Así como recusamos frontalmente el nefasto y mal entendido espíritu de cuerpo que a veces ocupa los escaños del Congreso para arropar con el manto de impunidad a sus miembros, tenemos que reconocer cuando empiezan a darse cambios de actitud en la lucha contra el otoronguismo y la impunidad.
Lo último en todo esto ha sido la luz verde de la Subcomisión de Acusaciones Constitucionales a la denuncia contra el congresista fujimorista Ricardo Pando, por el presunto delito de falsedad genérica, al haber contratado a una empleada fantasma en el Congreso. Salvo dos excepciones, que se prestan a la suspicacia y la crítica como las de las de Martha Moyano (colega de Pando en la bancada fujimorista) y Karina Beteta de UPP, puede decirse que en general el voto mayoritario fue conforme a derecho, para abrir las puertas al desafuero y al procesamiento en sede judicial.
Como puede verse, aunque aún hay personajes que se rehúsan a entender que los parlamentarios no son una casta aparte, y que la inmunidad no es sinónimo de impunidad, es evidente que la ola reivindicadora del Congreso parece avanzar.

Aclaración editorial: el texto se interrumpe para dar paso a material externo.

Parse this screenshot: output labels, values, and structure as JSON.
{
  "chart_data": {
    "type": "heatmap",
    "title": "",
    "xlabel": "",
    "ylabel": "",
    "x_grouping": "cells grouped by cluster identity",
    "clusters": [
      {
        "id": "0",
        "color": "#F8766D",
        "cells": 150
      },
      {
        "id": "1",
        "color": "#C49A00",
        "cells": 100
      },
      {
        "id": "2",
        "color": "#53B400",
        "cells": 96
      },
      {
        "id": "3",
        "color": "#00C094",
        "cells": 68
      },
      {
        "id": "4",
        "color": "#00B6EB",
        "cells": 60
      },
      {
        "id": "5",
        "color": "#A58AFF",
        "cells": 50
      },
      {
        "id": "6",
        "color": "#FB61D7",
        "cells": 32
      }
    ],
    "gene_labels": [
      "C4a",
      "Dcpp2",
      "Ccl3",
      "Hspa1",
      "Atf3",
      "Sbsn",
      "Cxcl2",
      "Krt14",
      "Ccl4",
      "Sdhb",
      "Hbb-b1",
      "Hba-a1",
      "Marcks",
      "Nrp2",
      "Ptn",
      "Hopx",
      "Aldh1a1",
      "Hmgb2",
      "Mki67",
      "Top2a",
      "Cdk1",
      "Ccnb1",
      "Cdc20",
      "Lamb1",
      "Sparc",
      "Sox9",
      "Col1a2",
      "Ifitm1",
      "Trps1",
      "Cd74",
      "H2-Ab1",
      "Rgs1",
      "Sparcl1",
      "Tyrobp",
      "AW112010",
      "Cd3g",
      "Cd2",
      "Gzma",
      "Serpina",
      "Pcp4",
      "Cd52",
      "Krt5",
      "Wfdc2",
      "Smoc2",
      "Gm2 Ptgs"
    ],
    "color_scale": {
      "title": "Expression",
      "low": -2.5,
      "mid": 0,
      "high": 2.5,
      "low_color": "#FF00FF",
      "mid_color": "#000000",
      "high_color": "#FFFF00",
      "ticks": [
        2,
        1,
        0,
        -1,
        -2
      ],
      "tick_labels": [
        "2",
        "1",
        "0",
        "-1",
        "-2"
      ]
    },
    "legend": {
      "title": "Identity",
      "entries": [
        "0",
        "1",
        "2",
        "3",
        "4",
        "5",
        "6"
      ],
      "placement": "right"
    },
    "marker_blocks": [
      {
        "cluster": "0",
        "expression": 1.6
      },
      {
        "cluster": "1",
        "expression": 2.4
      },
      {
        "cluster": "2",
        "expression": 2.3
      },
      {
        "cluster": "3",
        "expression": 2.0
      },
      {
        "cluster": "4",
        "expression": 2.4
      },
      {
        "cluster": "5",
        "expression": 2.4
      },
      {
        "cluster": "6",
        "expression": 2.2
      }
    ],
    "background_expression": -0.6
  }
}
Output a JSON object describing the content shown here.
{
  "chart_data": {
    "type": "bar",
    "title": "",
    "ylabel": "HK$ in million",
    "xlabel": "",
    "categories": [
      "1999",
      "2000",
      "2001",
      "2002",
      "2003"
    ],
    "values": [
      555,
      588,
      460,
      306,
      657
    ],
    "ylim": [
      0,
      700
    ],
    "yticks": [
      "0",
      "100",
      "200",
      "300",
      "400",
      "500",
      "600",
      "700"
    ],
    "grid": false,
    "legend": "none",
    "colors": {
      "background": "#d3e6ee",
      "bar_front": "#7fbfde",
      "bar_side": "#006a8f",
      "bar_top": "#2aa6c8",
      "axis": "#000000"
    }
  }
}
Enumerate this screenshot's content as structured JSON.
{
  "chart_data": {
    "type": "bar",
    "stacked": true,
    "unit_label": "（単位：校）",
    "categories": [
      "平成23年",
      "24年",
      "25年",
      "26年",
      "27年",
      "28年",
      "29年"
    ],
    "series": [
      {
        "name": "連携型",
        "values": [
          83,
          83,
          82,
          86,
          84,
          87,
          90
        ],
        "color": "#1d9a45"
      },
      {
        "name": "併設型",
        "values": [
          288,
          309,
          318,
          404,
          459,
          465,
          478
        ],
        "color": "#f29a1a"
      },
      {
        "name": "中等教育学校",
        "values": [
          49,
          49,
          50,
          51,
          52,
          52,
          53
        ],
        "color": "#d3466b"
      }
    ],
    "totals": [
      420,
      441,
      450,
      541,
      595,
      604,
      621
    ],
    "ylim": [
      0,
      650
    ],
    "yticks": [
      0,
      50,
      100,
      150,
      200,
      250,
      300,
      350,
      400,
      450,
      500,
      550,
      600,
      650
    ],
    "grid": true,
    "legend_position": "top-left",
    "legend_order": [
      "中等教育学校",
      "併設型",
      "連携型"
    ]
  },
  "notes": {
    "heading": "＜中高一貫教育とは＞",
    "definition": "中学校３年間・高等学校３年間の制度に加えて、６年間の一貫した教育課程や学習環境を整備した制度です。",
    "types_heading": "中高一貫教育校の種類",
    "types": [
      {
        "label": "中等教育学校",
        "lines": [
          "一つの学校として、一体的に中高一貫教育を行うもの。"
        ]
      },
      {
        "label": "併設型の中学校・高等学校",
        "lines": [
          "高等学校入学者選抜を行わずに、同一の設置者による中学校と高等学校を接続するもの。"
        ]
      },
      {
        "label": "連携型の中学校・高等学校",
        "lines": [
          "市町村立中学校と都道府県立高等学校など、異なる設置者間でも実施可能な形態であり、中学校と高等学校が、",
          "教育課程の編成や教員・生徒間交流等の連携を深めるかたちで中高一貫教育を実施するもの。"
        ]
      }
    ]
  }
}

El caso de Tula Benites es emblemático, pues ha sido muy ardua la lucha de la prensa independiente para derribar el blindaje que, erróneamente, le prestaba un grupo de sus colegas apristas.
Lo mismo puede decirse en el caso de otro parlamentario oficialista, Elías Rodríguez Zavaleta, acusado de mantener vínculos con la familia Sánchez Paredes, investigada por presunto lavado de dinero del narcotráfico, delito que es arduamente combatido por el Gobierno.
Por ética y por coherencia, luego de que el presidente Alan García se negara a exculpar al congresista a priori, la bancada aprista lo ha suspendido en sus derechos y le ha abierto un proceso disciplinario. Por vía paralela, la Comisión de Ética ha intervenido y se espera que el caso se deslinde hasta confirmar o descartar el desafuero parlamentario, sobre todo tratándose de un delito tan grave como el narcotráfico que pretende infestar la vida política del país.
El Congreso no puede dar marcha atrás en este feliz esfuerzo de saneamiento ético y lucha a muerte contra el otoronguismo. En todo caso, mientras se ejecuta y se revisa los procedimientos para erradicar esta lacra, en que los pares se protegen entre sí, hay iniciativas atendibles para facilitar esta lucha.
Por ejemplo, el ex presidente del Legislativo Henry Pease ha declarado que la vacancia por estar envuelto en un escándalo debe ser casi automática, lo que implica sacar del Congreso la decisión del desafuero, para trasladarla posiblemente a manos del Jurado Nacional de Elecciones.